Call me cynical but I think player numbers drop as soon as level cap increase details are released. So they delay announcing such things for as long as possible.

They will get most of their sales from current players so there is no great need to spend money broadcasting.

Hey I would enjoy some tidbits also but I’ll be busy enough playing with LI’s after 30.3 drops.

Bruno Brito

Lack of information from a company that is owned by Ji Ham?


Vincent Clark

SSG/Turbine has always lacked in the area of promoting their game. They seem content on letting a couple weeks in Bullroarer do the majority of the heavy lifting (and it gives them free testers).

Trailers are dropped at the very last minute and mediocre at best (honestly, I’m being kind here).

Ages ago, when I was actively playing I remember posting on the OF how outrageous I thought it was that when I went to see one of the Hobbit movies in the cinema, there was a trailer before the movie for an upcoming WoW expansion…but nothing for LotRO. The community manager chimed in and said that it’s just not worth the resources to do that sort of promotion.

I get the feeling that attitude hasn’t changed over the years.


Yes, this is weird. Some of the major content additions over the past years have released almost in secrecy.

Personally, I believe they found out, over time, that for whatever reason the approach of “just releasing” new content without much hype is what works best for the game. Possible reasons I could think of:

– tech of the game (both client and server side) is not up to the task of serving a huge release crowd. A hyped release with lots of folks coming in at the same time that is poorly received due to tech issues wouldn’t help the game in the long run.

– at this point, LOTRO is a long-tail game. People who are interested in such a relatively old game won’t lose interest in an update or expansion just because it has been out for a couple months. So in the long run they probably do not lose many sales by refraining from creating a huge release hype.

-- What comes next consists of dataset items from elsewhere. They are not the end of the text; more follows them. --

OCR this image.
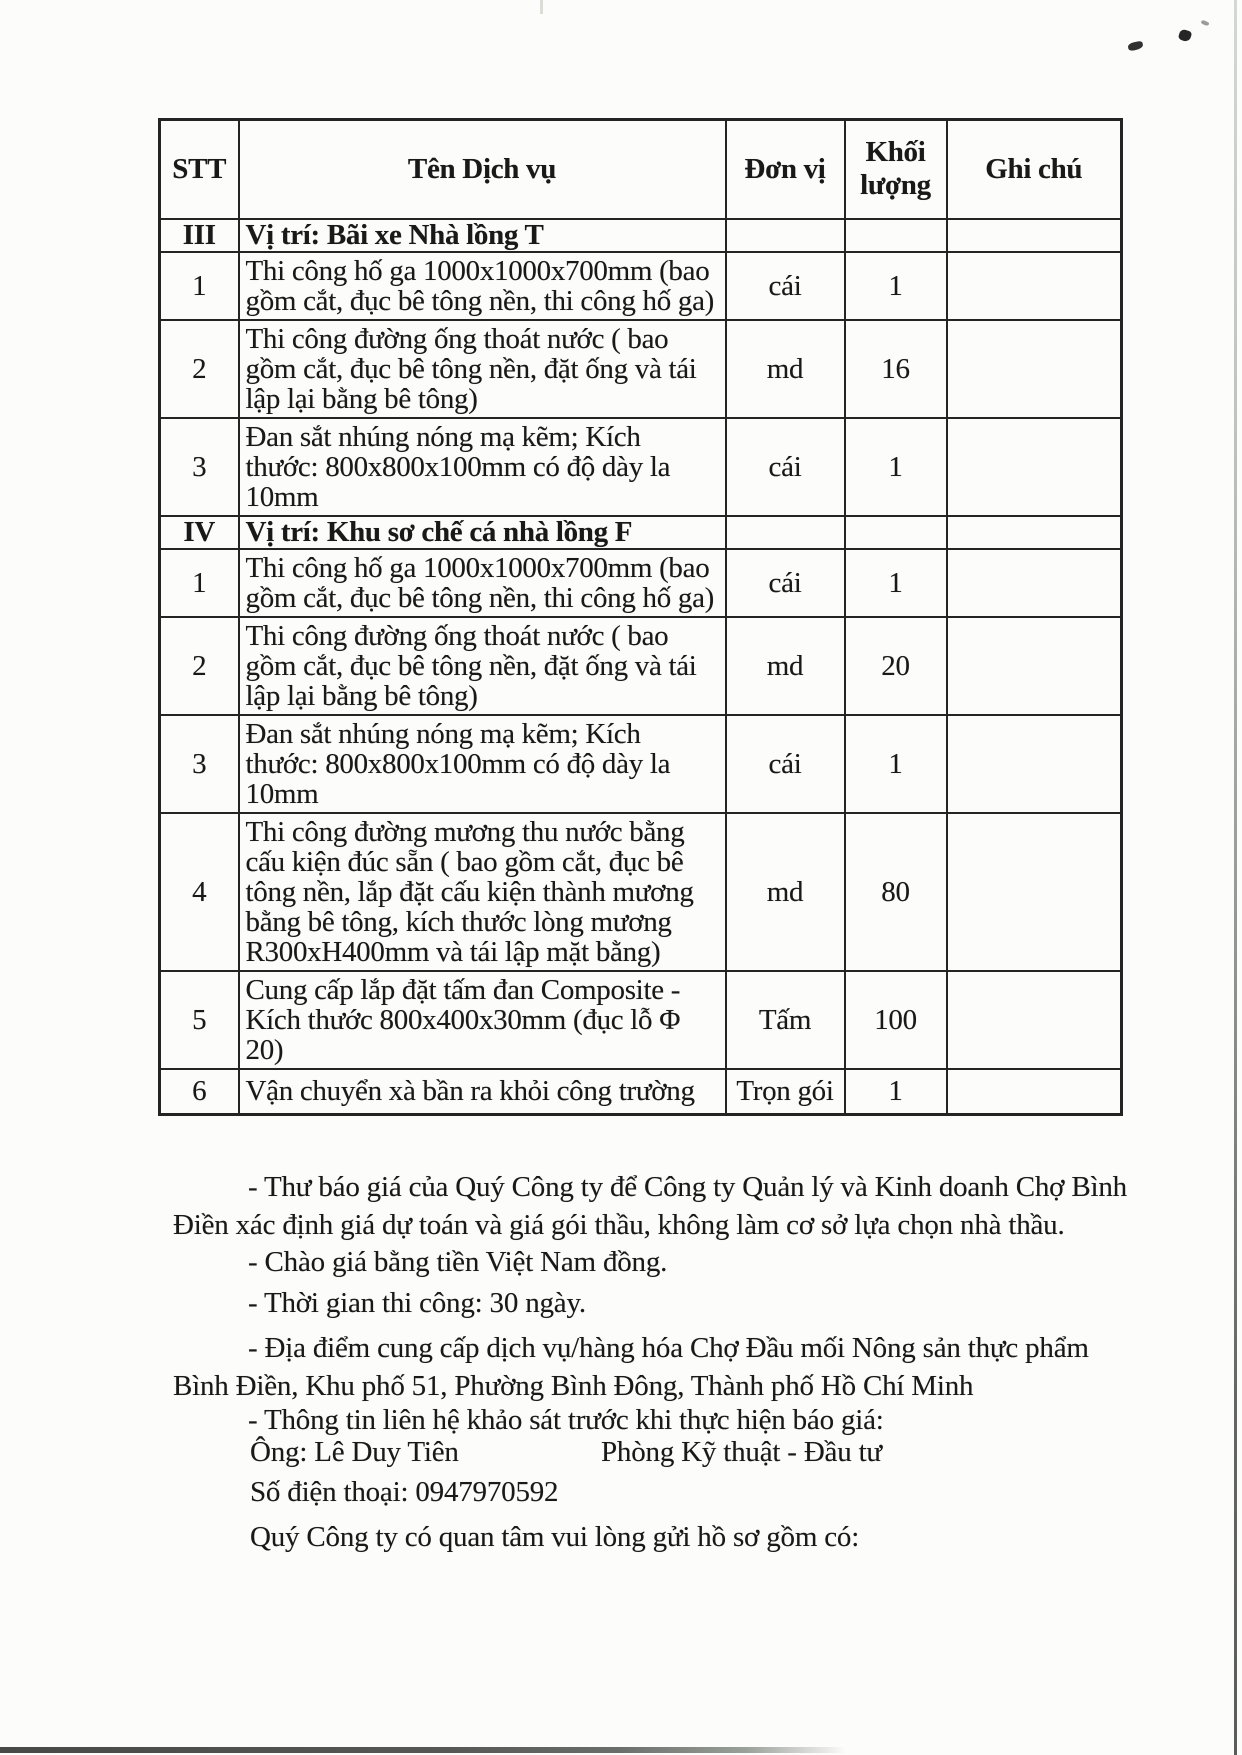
STT	Tên Dịch vụ	Đơn vị	Khối lượng	Ghi chú
III	Vị trí: Bãi xe Nhà lồng T			
1	Thi công hố ga 1000x1000x700mm (bao gồm cắt, đục bê tông nền, thi công hố ga)	cái	1	
2	Thi công đường ống thoát nước ( bao gồm cắt, đục bê tông nền, đặt ống và tái lập lại bằng bê tông)	md	16	
3	Đan sắt nhúng nóng mạ kẽm; Kích thước: 800x800x100mm có độ dày la 10mm	cái	1	
IV	Vị trí: Khu sơ chế cá nhà lồng F			
1	Thi công hố ga 1000x1000x700mm (bao gồm cắt, đục bê tông nền, thi công hố ga)	cái	1	
2	Thi công đường ống thoát nước ( bao gồm cắt, đục bê tông nền, đặt ống và tái lập lại bằng bê tông)	md	20	
3	Đan sắt nhúng nóng mạ kẽm; Kích thước: 800x800x100mm có độ dày la 10mm	cái	1	
4	Thi công đường mương thu nước bằng cấu kiện đúc sẵn ( bao gồm cắt, đục bê tông nền, lắp đặt cấu kiện thành mương bằng bê tông, kích thước lòng mương R300xH400mm và tái lập mặt bằng)	md	80	
5	Cung cấp lắp đặt tấm đan Composite - Kích thước 800x400x30mm (đục lỗ Φ 20)	Tấm	100	
6	Vận chuyển xà bần ra khỏi công trường	Trọn gói	1	

- Thư báo giá của Quý Công ty để Công ty Quản lý và Kinh doanh Chợ Bình Điền xác định giá dự toán và giá gói thầu, không làm cơ sở lựa chọn nhà thầu.

- Chào giá bằng tiền Việt Nam đồng.

- Thời gian thi công: 30 ngày.

- Địa điểm cung cấp dịch vụ/hàng hóa Chợ Đầu mối Nông sản thực phẩm Bình Điền, Khu phố 51, Phường Bình Đông, Thành phố Hồ Chí Minh

- Thông tin liên hệ khảo sát trước khi thực hiện báo giá:

Ông: Lê Duy Tiên	Phòng Kỹ thuật - Đầu tư

Số điện thoại: 0947970592

Quý Công ty có quan tâm vui lòng gửi hồ sơ gồm có:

-the past years showed that the current dev team simply does not have the resources to release major new content without many bugs; having a release without much hype gives them more time to iron out the content.

So it seems they are basically doing “soft launches” for all new content, nowadays. And considering the state of the game’s tech and the resources they have available, this might not be a bad idea, actually.


These are really great points. I’d also guess that they lack a cohesive marketing department. They’ve probably already done a cost-benefit analysis a long time ago and already reached the conclusion that the resources they have would be better put to use into actually developing their game and paying their bills.

Also, seeing as everyone and their mother complains about how dated the game looks and feels (something I really don’t care much about) it’s probably a better course of action to continue servicing their current loyal player base than to further invite criticism by people who’ve never even played the game before. There’s already more than enough youtube videos featuring some aspiring MMO youtuber bashing the game’s presentation when they’ve hardly left the starting area.